The Civil Service Reform Act of 1978 created the Senior Executive Service (SES), a gradeless system covering managerial/supervisory positions in the executive branch classifiable at General Schedule (GS)-16,17, and 18 and Executive Levels IV and V, or their equivalents that do not require Senate confirmation. The SES system is to provide better management of the number and distribution of Federal executives, give agency managers greater flexibility in assigning executives where they are most needed, insure that career people entering SES have managerial qualifications, make executives individually accountable for their performance, permit removal of those whose performance is less than fully successful and does not show improvement, link compensation with performance, offer increased advancement opportunities to career executives, and simplify the numerous pay and other laws previously governing senior executive levels. SES has two types of positions: general and career reserved. The general position is the norm for executives with career, noncareer, or limited status. Only a career appointee can occupy a career-reserved position. The Office of Personnel Management (OPM) is responsible for executing, administering, and enforcing rules and regulations governing SES. However, SES has a minimum of regulations which is consistent with the OPM goal of decentralizing personnel management. Despite rigid time schedules, conversion to SES occurred on July 13, 1979, when more than 98 percent of Federal executives became members.

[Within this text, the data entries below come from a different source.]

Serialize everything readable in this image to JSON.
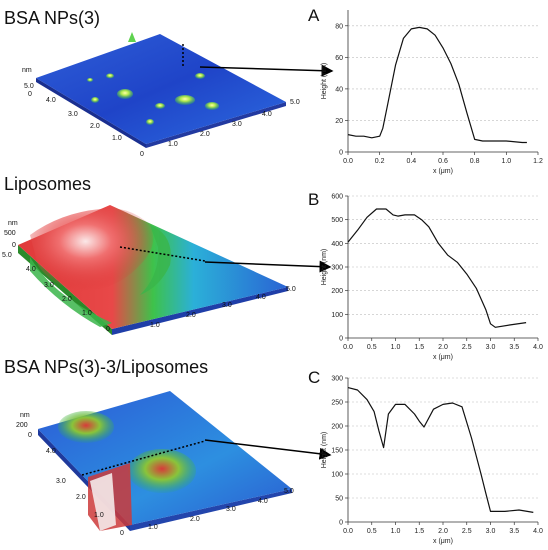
{
  "panels": [
    {
      "title": "BSA NPs(3)",
      "letter": "A",
      "afm": {
        "z_unit": "nm",
        "z_ticks": [
          "5.0",
          "0"
        ],
        "left_ticks": [
          "4.0",
          "3.0",
          "2.0",
          "1.0",
          "0"
        ],
        "right_ticks": [
          "1.0",
          "2.0",
          "3.0",
          "4.0",
          "5.0"
        ]
      }
    },
    {
      "title": "Liposomes",
      "letter": "B",
      "afm": {
        "z_unit": "nm",
        "z_ticks": [
          "500",
          "0"
        ],
        "left_ticks": [
          "5.0",
          "4.0",
          "3.0",
          "2.0",
          "1.0",
          "0"
        ],
        "right_ticks": [
          "1.0",
          "2.0",
          "3.0",
          "4.0",
          "5.0"
        ]
      }
    },
    {
      "title": "BSA NPs(3)-3/Liposomes",
      "letter": "C",
      "afm": {
        "z_unit": "nm",
        "z_ticks": [
          "200",
          "0"
        ],
        "left_ticks": [
          "4.0",
          "3.0",
          "2.0",
          "1.0",
          "0"
        ],
        "right_ticks": [
          "1.0",
          "2.0",
          "3.0",
          "4.0",
          "5.0"
        ]
      }
    }
  ],
  "chart_data": [
    {
      "type": "line",
      "title": "",
      "xlabel": "x (μm)",
      "ylabel": "Height (nm)",
      "xlim": [
        0.0,
        1.2
      ],
      "ylim": [
        0,
        90
      ],
      "xticks": [
        "0.0",
        "0.2",
        "0.4",
        "0.6",
        "0.8",
        "1.0",
        "1.2"
      ],
      "yticks": [
        "0",
        "20",
        "40",
        "60",
        "80"
      ],
      "grid": "horizontal-dashed",
      "x": [
        0.0,
        0.05,
        0.1,
        0.15,
        0.2,
        0.22,
        0.25,
        0.3,
        0.35,
        0.4,
        0.45,
        0.5,
        0.55,
        0.6,
        0.65,
        0.7,
        0.75,
        0.8,
        0.85,
        0.9,
        1.0,
        1.1,
        1.13
      ],
      "y": [
        11,
        10,
        10,
        9,
        10,
        15,
        30,
        55,
        72,
        78,
        79,
        78,
        74,
        66,
        56,
        43,
        25,
        8,
        7,
        7,
        7,
        6,
        6
      ]
    },
    {
      "type": "line",
      "title": "",
      "xlabel": "x (μm)",
      "ylabel": "Height (nm)",
      "xlim": [
        0.0,
        4.0
      ],
      "ylim": [
        0,
        600
      ],
      "xticks": [
        "0.0",
        "0.5",
        "1.0",
        "1.5",
        "2.0",
        "2.5",
        "3.0",
        "3.5",
        "4.0"
      ],
      "yticks": [
        "0",
        "100",
        "200",
        "300",
        "400",
        "500",
        "600"
      ],
      "grid": "horizontal-dashed",
      "x": [
        0.0,
        0.2,
        0.4,
        0.6,
        0.8,
        0.95,
        1.05,
        1.2,
        1.4,
        1.55,
        1.7,
        1.9,
        2.1,
        2.3,
        2.5,
        2.7,
        2.9,
        3.0,
        3.1,
        3.4,
        3.75
      ],
      "y": [
        405,
        455,
        510,
        545,
        545,
        520,
        515,
        520,
        520,
        500,
        470,
        400,
        350,
        320,
        270,
        210,
        120,
        60,
        45,
        55,
        65
      ]
    },
    {
      "type": "line",
      "title": "",
      "xlabel": "x (μm)",
      "ylabel": "Height (nm)",
      "xlim": [
        0.0,
        4.0
      ],
      "ylim": [
        0,
        300
      ],
      "xticks": [
        "0.0",
        "0.5",
        "1.0",
        "1.5",
        "2.0",
        "2.5",
        "3.0",
        "3.5",
        "4.0"
      ],
      "yticks": [
        "0",
        "50",
        "100",
        "150",
        "200",
        "250",
        "300"
      ],
      "grid": "horizontal-dashed",
      "x": [
        0.0,
        0.2,
        0.4,
        0.55,
        0.65,
        0.75,
        0.85,
        1.0,
        1.2,
        1.4,
        1.5,
        1.6,
        1.8,
        2.0,
        2.2,
        2.4,
        2.6,
        2.8,
        2.9,
        3.0,
        3.3,
        3.6,
        3.9
      ],
      "y": [
        280,
        275,
        255,
        230,
        190,
        155,
        225,
        245,
        245,
        225,
        210,
        198,
        235,
        245,
        248,
        240,
        175,
        100,
        60,
        22,
        22,
        25,
        20
      ]
    }
  ]
}
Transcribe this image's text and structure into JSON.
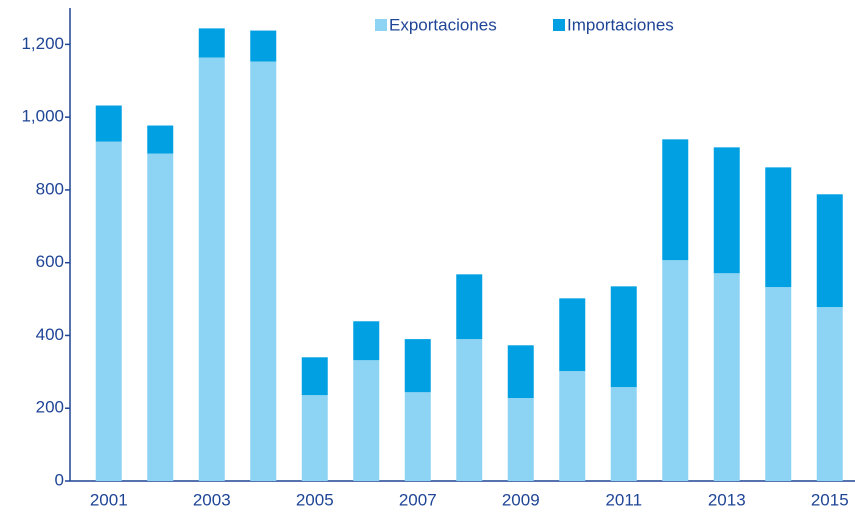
{
  "chart_data": {
    "type": "stacked_bar",
    "categories": [
      "2001",
      null,
      "2003",
      null,
      "2005",
      null,
      "2007",
      null,
      "2009",
      null,
      "2011",
      null,
      "2013",
      null,
      "2015"
    ],
    "series": [
      {
        "name": "Exportaciones",
        "color": "#8dd3f3",
        "values": [
          933,
          900,
          1164,
          1153,
          236,
          332,
          244,
          390,
          228,
          302,
          258,
          607,
          571,
          533,
          478
        ]
      },
      {
        "name": "Importaciones",
        "color": "#00a0e3",
        "values": [
          99,
          77,
          80,
          85,
          104,
          107,
          146,
          178,
          145,
          200,
          277,
          332,
          346,
          329,
          310
        ]
      }
    ],
    "ylim": [
      0,
      1300
    ],
    "yticks": [
      0,
      200,
      400,
      600,
      800,
      {
        "value": 1000,
        "label": "1,000"
      },
      {
        "value": 1200,
        "label": "1,200"
      }
    ],
    "legend": "top",
    "grid": false
  }
}
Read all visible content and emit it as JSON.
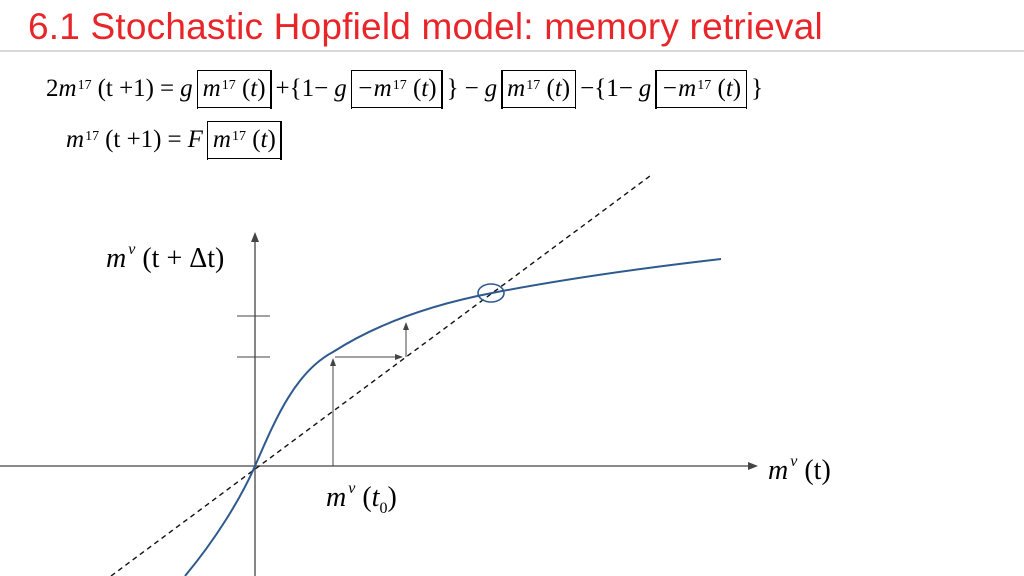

OPM did a creditable job as the focal point for conversion, but some concerns remain. Positions that appeared to meet the career reserved criteria were found to be designated as general, and positions with similar responsibilities were being treated differently. Executives who would have otherwise received an SES noncareer appointment, but who had reinstatement eligibility to a position in the competitive service, were given the opportunity by the Act to request reinstatement to career status. OPM issued a regulation to also allow conversion to career status of individuals serving in Schedule C, noncareer executive assignment, noncareer Executive Schedule, and limited executive assignment positions based on prior career-type experience in the expected service. About 1,000 special agency authorizations and a "pool" of executive positions established by the Act are excluded from SES. Most of the authorizations are not being used. Salaries of SES members are currently compressed by the linkage of congressional and Executive Schedule salaries and the limitations on annual pay adjustments for executives which have been imposed by law. If the congressional consideration of restricting the aggregate amount of pay and bonuses becomes a reality, incentives for greater excellence can be stifled, thereby greately weakening the SES system. Potential for inequities exists in awarding bonuses. Most agency concerns involving the timeliness of written guidance at the time of conversion were corrected by subsequent regulations and guidance.